To These People, Gov. Corbett’s “C” Word Is an Epithet

Well. It sounds like the media and the educational establishment interpreted Gov. Tom Corbett’s inaugural address the same way I did. Since his inauguration, there has been a bunch of coverage—see Amy Worden and Dan Hardy’s Philadelphia Inquirer story, Brian Wallace’s Lancaster Intelligencer Journal piece, and Scott Detrow’s blog post—of expanding choice, the crucial “C” word the Governor used, in education in Pennsylvania. Each bit of press reveals more of the establishment’s highly alarmed state.

In the Inquirer, for instance, Lawrence A. Feinberg, a school board member from Delaware County, makes a claim so bizarre that it must be underlain by incredible panic: “There is no evidence that religious or private schools are going to do a better job with this student population and there is no way of finding out.” Actually, as we’ve pointed out before, there’s an easy way of finding out. It’s called reading the 18 studies that show gains in academic achievement by voucher recipients.

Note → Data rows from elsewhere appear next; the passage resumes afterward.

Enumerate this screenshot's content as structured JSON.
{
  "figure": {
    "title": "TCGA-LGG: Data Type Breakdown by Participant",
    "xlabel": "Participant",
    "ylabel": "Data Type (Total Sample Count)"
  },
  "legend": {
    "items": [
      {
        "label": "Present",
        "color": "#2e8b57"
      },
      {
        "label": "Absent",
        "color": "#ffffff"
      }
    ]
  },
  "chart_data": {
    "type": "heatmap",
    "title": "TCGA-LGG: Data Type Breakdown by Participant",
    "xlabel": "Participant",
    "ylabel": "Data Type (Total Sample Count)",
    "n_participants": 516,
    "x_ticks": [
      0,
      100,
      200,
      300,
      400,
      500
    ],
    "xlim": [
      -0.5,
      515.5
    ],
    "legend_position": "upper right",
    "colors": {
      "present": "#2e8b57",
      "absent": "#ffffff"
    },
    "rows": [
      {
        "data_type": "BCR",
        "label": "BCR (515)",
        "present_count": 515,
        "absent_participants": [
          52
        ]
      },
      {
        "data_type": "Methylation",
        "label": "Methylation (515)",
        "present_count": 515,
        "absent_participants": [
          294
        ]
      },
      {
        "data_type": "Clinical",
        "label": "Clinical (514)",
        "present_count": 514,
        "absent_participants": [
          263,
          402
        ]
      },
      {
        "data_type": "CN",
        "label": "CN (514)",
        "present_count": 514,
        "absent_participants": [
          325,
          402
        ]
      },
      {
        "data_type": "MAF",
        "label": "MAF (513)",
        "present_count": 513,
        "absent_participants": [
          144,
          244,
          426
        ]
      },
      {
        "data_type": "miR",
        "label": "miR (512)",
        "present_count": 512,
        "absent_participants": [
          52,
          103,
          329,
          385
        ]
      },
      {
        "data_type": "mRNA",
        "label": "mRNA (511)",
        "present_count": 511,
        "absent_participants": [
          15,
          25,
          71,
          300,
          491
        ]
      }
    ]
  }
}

The establishment’s rhetoric gets even more fiery in the Intelligencer Journal, in which Richard Caplan, a school board president from Lancaster, uses the term “mind-boggling” to describe the logic behind expanding choice. He complains that on “the one hand, [legislators are] giving schools money, and on the other they’re taking it away.” Along the same lines, Brenda Becker, a superintendent in a different district, expresses her fear that (in the reporter’s words) greater school choice will result in “even more public dollars going to private education.” Pennsylvania School Boards Association official Timothy Allwein expresses a similar concern on Detrow’s blog.

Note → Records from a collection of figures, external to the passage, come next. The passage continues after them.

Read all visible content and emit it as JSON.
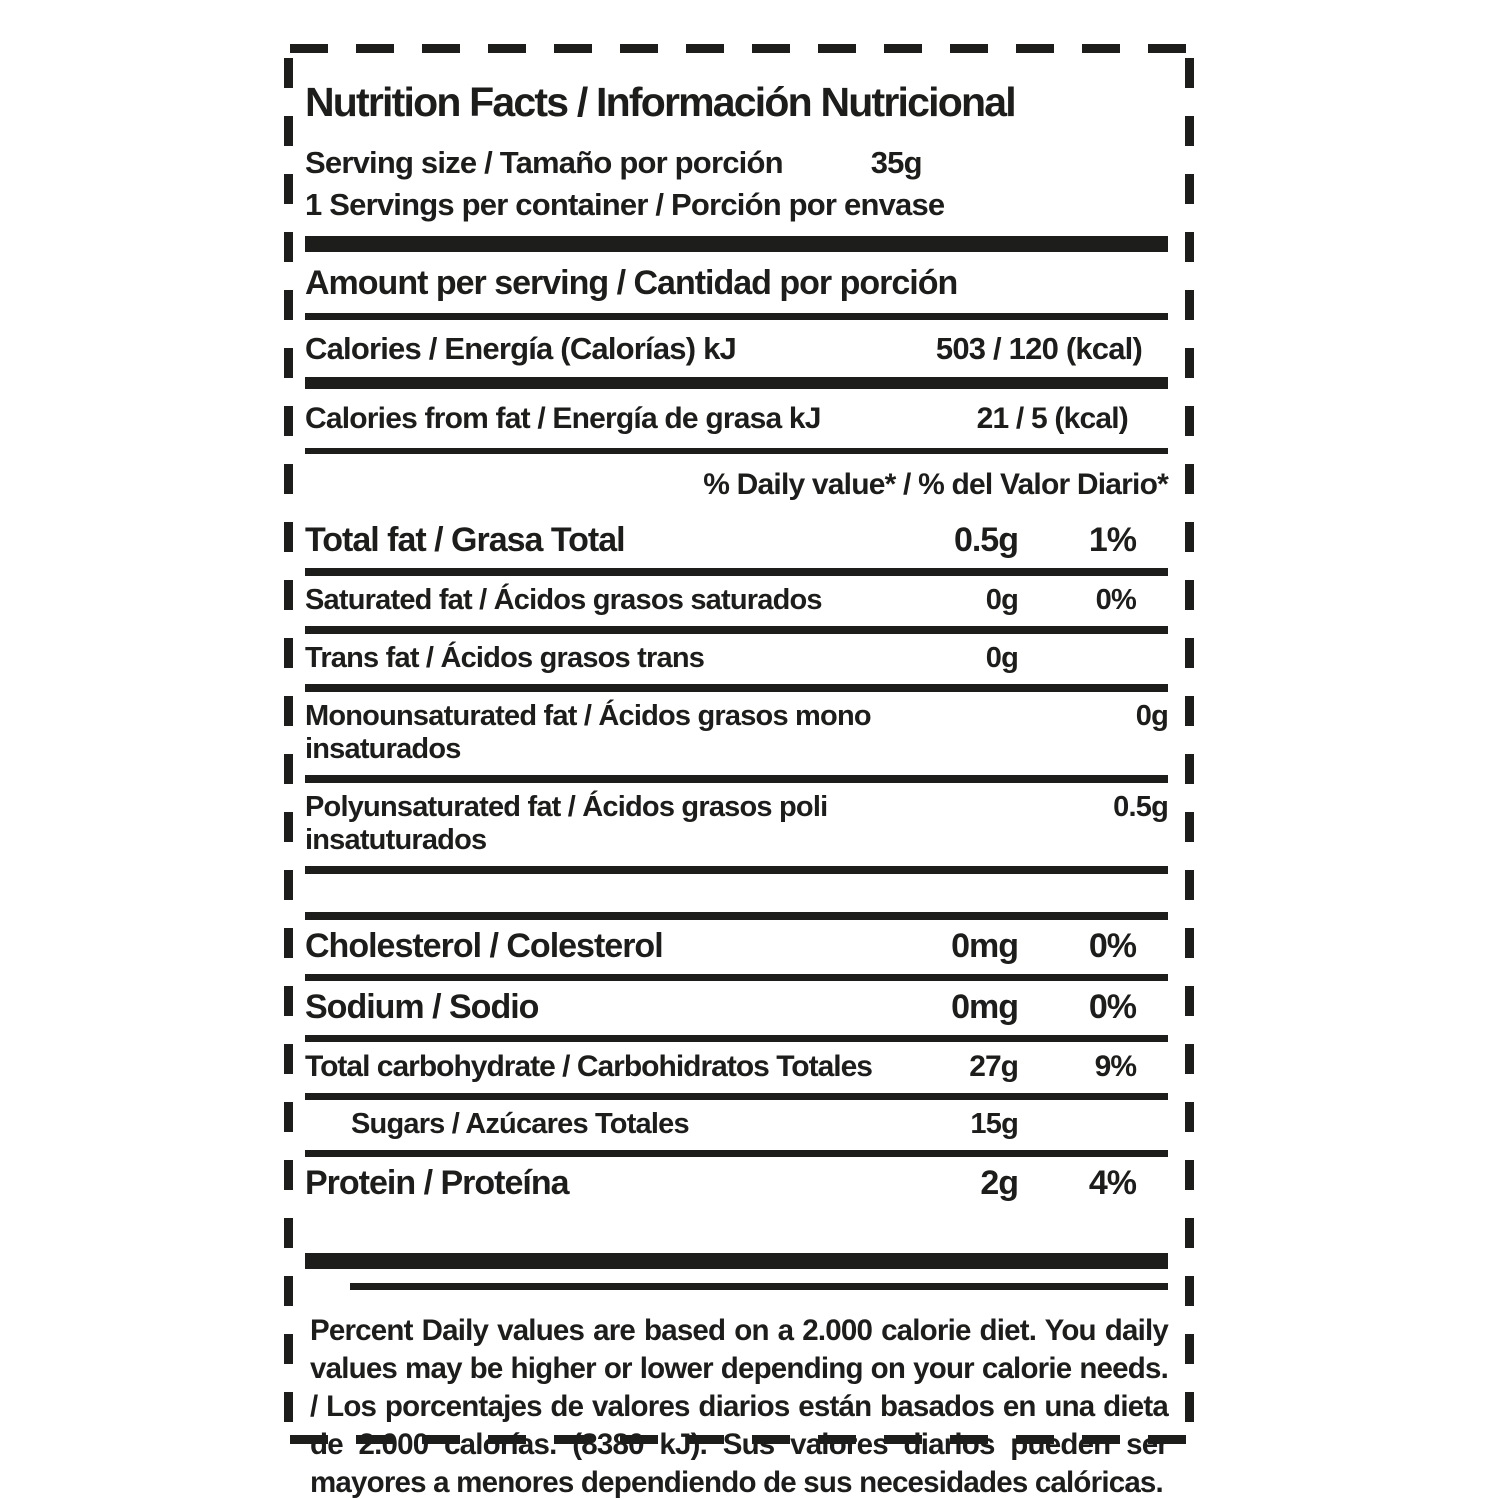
{
  "colors": {
    "ink": "#1d1d1b",
    "background": "#ffffff"
  },
  "title": "Nutrition Facts / Información Nutricional",
  "serving_size": {
    "label": "Serving size / Tamaño por porción",
    "value": "35g"
  },
  "servings_per_container": "1 Servings per container / Porción por envase",
  "amount_per_serving": "Amount per serving / Cantidad por porción",
  "calories": {
    "label": "Calories / Energía (Calorías) kJ",
    "value": "503 / 120 (kcal)"
  },
  "calories_from_fat": {
    "label": "Calories from fat / Energía de grasa kJ",
    "value": "21 / 5 (kcal)"
  },
  "daily_value_header": "% Daily value* / % del Valor Diario*",
  "nutrients": [
    {
      "label": "Total fat / Grasa Total",
      "amount": "0.5g",
      "dv": "1%"
    },
    {
      "label": "Saturated fat / Ácidos grasos saturados",
      "amount": "0g",
      "dv": "0%"
    },
    {
      "label": "Trans fat  / Ácidos grasos trans",
      "amount": "0g",
      "dv": ""
    },
    {
      "label": "Monounsaturated fat  / Ácidos grasos mono insaturados",
      "amount": "0g",
      "dv": ""
    },
    {
      "label": "Polyunsaturated fat  / Ácidos grasos poli insatuturados",
      "amount": "0.5g",
      "dv": ""
    },
    {
      "label": "Cholesterol / Colesterol",
      "amount": "0mg",
      "dv": "0%"
    },
    {
      "label": "Sodium / Sodio",
      "amount": "0mg",
      "dv": "0%"
    },
    {
      "label": "Total carbohydrate / Carbohidratos Totales",
      "amount": "27g",
      "dv": "9%"
    },
    {
      "label": "Sugars / Azúcares Totales",
      "amount": "15g",
      "dv": ""
    },
    {
      "label": "Protein / Proteína",
      "amount": "2g",
      "dv": "4%"
    }
  ],
  "footnote": "Percent Daily values are based on a 2.000 calorie diet. You daily values may be higher or lower depending on your calorie needs. / Los porcentajes de valores diarios están basados en una dieta de 2.000 calorías. (8380 kJ). Sus valores diarios pueden ser mayores a menores dependiendo de sus necesidades calóricas."
}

But what’s truly mind-boggling here is not the possibility that Keystone State policymakers will allow parents to stop sending their kids and some (not even all) of their tax dollars to schools that aren’t giving them the results they expect. It is the fact that so many of the adults quoted in these stories are fuming to reporters about issues that have nothing to do with the purpose of the schools they oversee—educating kids—but rather about these adults’ own comfort.

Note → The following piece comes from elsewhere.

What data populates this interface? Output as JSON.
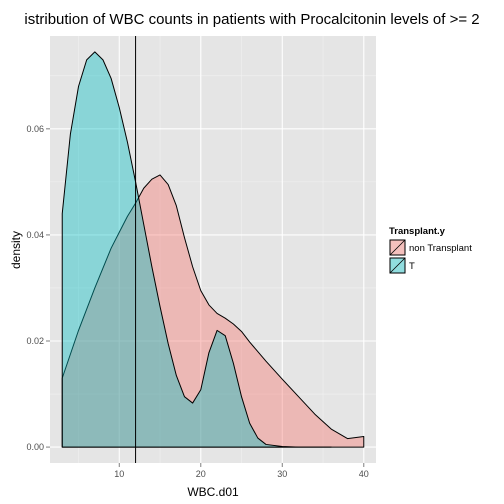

It’s worth asking the question: Why are the establishment’s arguments immediately leaping to issues like not getting as much money as they’d like to pay teachers and utility bills (two examples cited by the PSBA official)? Why not brag about the great results they’re getting in their core mission of teaching kids?

After all, our public schools don’t exist to pay teachers or utility bills. They exist to educate the next generation. If they were doing that excellently, the Governor would not have used that “C” word on Tuesday—and their apologists’ arguments would surely revolve around students’ success, not their own self interest. Pennsylvania’s leaders should dismiss their overheated rhetoric about the latter, and hold them accountable for the former.